Die griechische Regierung habe wohl bei der EU „keine Chance gehabt“. „Jetzt übernehmen große Konzerne wie Fraport die Flughäfen“, fuhr Anne fort. „Da wird doch klar, warum der Schäuble so handelt. Es geht um den Ausverkauf Griechenlands. Jetzt können sich die Mächtigen bedienen und sich alles holen, was sie wollen.“

Anne stimmt zu, dass Griechenland ein Testfeld für Angriffe der Herrschenden auch in andern Ländern sei. „Ja, selbstverständlich.
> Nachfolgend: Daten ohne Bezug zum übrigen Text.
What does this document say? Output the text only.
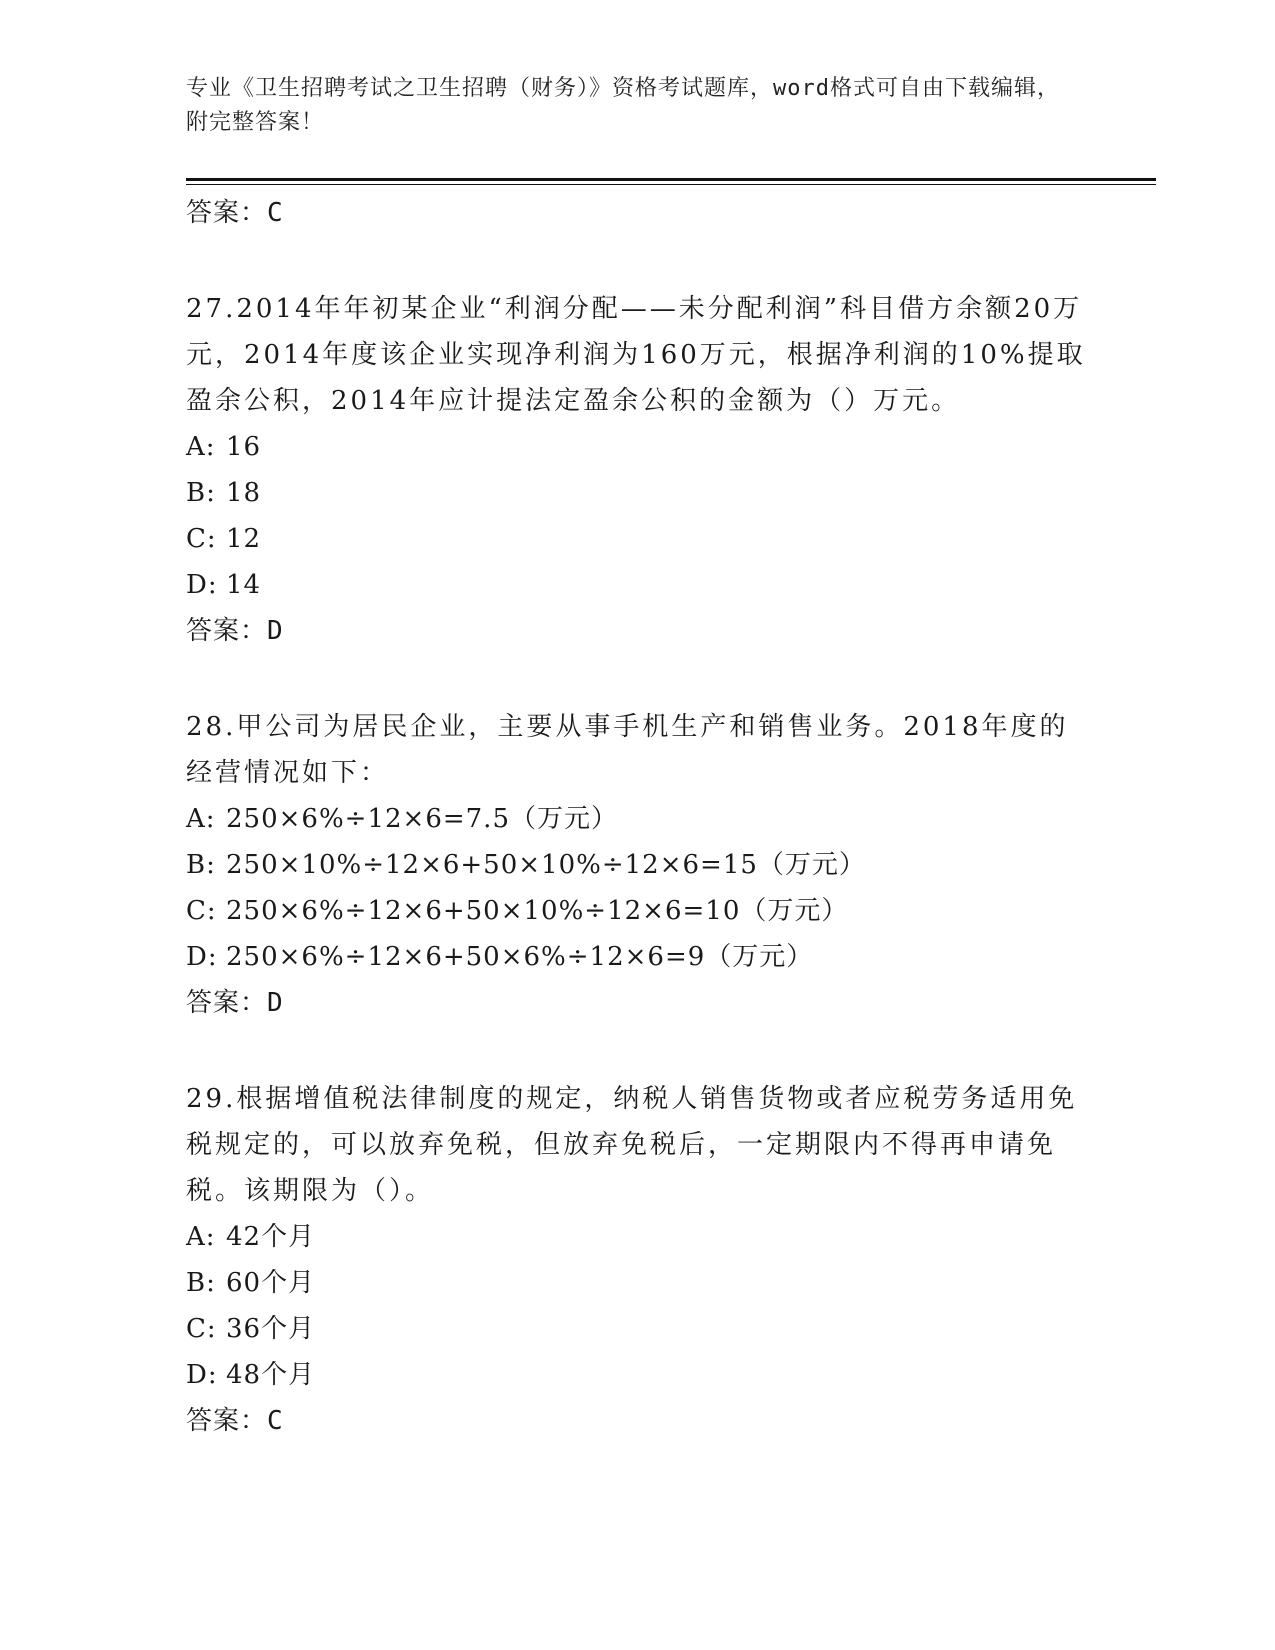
专业《卫生招聘考试之卫生招聘（财务）》资格考试题库，word格式可自由下载编辑，附完整答案！
答案：C
27.2014年年初某企业“利润分配——未分配利润”科目借方余额20万元，2014年度该企业实现净利润为160万元，根据净利润的10%提取盈余公积，2014年应计提法定盈余公积的金额为（）万元。
A: 16
B: 18
C: 12
D: 14
答案：D
28.甲公司为居民企业，主要从事手机生产和销售业务。2018年度的经营情况如下：
A: 250×6%÷12×6=7.5（万元）
B: 250×10%÷12×6+50×10%÷12×6=15（万元）
C: 250×6%÷12×6+50×10%÷12×6=10（万元）
D: 250×6%÷12×6+50×6%÷12×6=9（万元）
答案：D
29.根据增值税法律制度的规定，纳税人销售货物或者应税劳务适用免税规定的，可以放弃免税，但放弃免税后，一定期限内不得再申请免税。该期限为（）。
A: 42个月
B: 60个月
C: 36个月
D: 48个月
答案：C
Erst haben sie die Portugiesen kleingekriegt, dann die Spanier, jetzt beißen sich die Griechen die Zähne aus, und wir können die Nächsten sein. Wir sitzen alle im gleichen Boot, das geht uns genauso an.“ Dann erwähnt sie die Aufrüstung, die zurzeit Milliarden verschlingt: „Im Moment sehe ich vor allem die Kriegsvorbereitungen als größte Gefahr.“

Auf den Vorschlag, dass sich Arbeiter international zusammenschließen sollen, um sich gegen das Finanzkapital zu verteidigen, sagt Anne: „Ja, wir brauchen eine Alternative. Der Grundgedanke, der passt, den würde ich so auch unterstützen.“

Hannelore

Hannelore hört sich die Diskussionen am Infostand über die sozialen Angriffe auf die griechischen Arbeiter eine Weile an. Während die aktuellen Kriegsvorbereitungen der deutschen Regierung zur Sprache kommen, meldet sie sich zu Wort und sagt, für sie sei das Allerwichtigste, „dass es keinen Krieg mehr gibt!“ Dann erzählt sie, sie könne sich noch an den Zweiten Weltkrieg erinnern, bei dem sie als kleines Kind die schlimmen Luftangriffe miterlebt hatte.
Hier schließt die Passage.